Tell me about the film you are making as part of your project.
Karen: The film will record the process of creating the murals, and will be our final Presentation. This is definitely Kohana’s element. She has taken Video Arts all four years of high school and has created some amazing short films. I love helping her with her projects.
Will the murals have a message?
Karen: The Sassarini mural will not. It will just be a fun space-themed artwork the children will love seeing. The high school mural will, however: that we are all equal. No matter how diverse we are, we’re all equal when it comes down to it.
What impact do you think your murals will have on students and staff?
Kohana: We believe that art is one of the most powerful forms of promoting change or acknowledging factors that may usually be overlooked.

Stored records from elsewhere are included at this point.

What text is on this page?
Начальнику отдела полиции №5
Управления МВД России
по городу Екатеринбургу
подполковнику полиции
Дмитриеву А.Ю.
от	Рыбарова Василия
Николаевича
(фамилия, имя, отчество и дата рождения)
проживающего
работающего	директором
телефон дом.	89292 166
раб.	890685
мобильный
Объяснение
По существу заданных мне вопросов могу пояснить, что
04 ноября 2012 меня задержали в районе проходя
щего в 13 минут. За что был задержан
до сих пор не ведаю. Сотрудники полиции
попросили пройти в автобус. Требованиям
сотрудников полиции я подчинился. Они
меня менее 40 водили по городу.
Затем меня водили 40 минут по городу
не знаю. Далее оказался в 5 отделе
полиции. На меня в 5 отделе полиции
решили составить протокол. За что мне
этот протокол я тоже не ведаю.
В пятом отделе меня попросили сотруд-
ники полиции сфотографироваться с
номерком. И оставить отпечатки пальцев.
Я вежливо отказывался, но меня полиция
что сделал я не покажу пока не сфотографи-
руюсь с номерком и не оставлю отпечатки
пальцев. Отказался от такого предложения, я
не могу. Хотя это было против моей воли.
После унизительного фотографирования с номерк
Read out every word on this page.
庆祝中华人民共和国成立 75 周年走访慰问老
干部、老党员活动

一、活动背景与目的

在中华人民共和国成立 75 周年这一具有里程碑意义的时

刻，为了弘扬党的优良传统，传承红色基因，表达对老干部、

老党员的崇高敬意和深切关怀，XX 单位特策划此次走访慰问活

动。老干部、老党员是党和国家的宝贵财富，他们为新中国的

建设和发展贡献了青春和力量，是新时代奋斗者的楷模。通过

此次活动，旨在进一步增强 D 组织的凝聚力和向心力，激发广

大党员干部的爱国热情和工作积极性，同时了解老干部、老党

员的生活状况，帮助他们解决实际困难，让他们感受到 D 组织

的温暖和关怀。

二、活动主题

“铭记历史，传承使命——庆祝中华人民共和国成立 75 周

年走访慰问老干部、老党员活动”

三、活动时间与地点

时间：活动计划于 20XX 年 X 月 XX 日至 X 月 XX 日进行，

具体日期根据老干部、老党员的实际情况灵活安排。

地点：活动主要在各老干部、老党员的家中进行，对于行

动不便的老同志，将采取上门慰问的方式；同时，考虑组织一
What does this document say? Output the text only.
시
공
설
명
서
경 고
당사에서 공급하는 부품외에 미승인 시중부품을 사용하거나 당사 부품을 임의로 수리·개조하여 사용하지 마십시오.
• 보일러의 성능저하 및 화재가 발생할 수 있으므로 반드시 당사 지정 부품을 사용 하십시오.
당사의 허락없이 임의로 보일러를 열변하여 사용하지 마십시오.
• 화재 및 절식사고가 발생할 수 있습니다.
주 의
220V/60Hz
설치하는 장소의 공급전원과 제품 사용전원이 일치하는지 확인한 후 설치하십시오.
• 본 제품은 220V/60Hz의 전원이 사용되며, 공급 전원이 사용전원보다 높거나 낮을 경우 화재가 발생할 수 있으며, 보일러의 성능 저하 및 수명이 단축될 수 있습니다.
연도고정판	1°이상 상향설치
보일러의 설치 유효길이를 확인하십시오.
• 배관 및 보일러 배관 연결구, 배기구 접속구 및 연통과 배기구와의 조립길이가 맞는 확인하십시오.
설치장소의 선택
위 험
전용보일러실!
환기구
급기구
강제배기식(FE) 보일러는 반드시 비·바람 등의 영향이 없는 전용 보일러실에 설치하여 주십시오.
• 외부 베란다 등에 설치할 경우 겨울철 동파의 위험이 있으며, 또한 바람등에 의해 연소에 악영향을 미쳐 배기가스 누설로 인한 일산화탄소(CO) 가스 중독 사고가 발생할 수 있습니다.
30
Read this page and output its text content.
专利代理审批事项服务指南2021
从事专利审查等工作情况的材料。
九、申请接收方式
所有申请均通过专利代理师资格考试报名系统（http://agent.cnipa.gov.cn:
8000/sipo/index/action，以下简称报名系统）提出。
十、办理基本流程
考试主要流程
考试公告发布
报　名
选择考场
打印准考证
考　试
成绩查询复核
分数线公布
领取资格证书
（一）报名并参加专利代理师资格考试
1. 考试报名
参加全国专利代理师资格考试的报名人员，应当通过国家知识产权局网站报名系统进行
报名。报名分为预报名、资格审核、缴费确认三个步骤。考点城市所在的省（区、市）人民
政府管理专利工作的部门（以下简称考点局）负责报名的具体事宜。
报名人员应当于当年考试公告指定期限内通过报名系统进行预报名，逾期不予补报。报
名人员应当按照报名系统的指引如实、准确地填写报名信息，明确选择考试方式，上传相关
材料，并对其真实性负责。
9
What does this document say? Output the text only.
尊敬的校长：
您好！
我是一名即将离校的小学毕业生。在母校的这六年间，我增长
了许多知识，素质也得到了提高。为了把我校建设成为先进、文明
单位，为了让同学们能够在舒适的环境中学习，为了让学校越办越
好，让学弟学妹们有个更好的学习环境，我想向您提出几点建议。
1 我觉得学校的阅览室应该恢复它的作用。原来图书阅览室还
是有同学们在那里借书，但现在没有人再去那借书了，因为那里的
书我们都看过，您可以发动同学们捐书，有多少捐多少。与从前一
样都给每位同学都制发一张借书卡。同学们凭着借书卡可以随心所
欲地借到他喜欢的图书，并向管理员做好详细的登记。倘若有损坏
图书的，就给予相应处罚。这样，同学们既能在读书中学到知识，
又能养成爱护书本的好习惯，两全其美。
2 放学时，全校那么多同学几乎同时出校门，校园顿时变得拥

Combining a message with attractive symbols helps to spread ideas indirectly, and this is our goal.
What were your research papers on?
Karen: My paper was on nudity in art and how it shouldn’t be censored. The title was “Nudity in Art: Censoring Only Hides Beauty.” Kohana’s paper was on understanding the difference between community murals and graffiti. It was titled “The Heart Behind the Art.”
How did you end up working together?
Kohana: We have been close friends since 4th grade and have never separated since. We wanted to leave our mark on the schools of our childhood because they have special meaning to us both.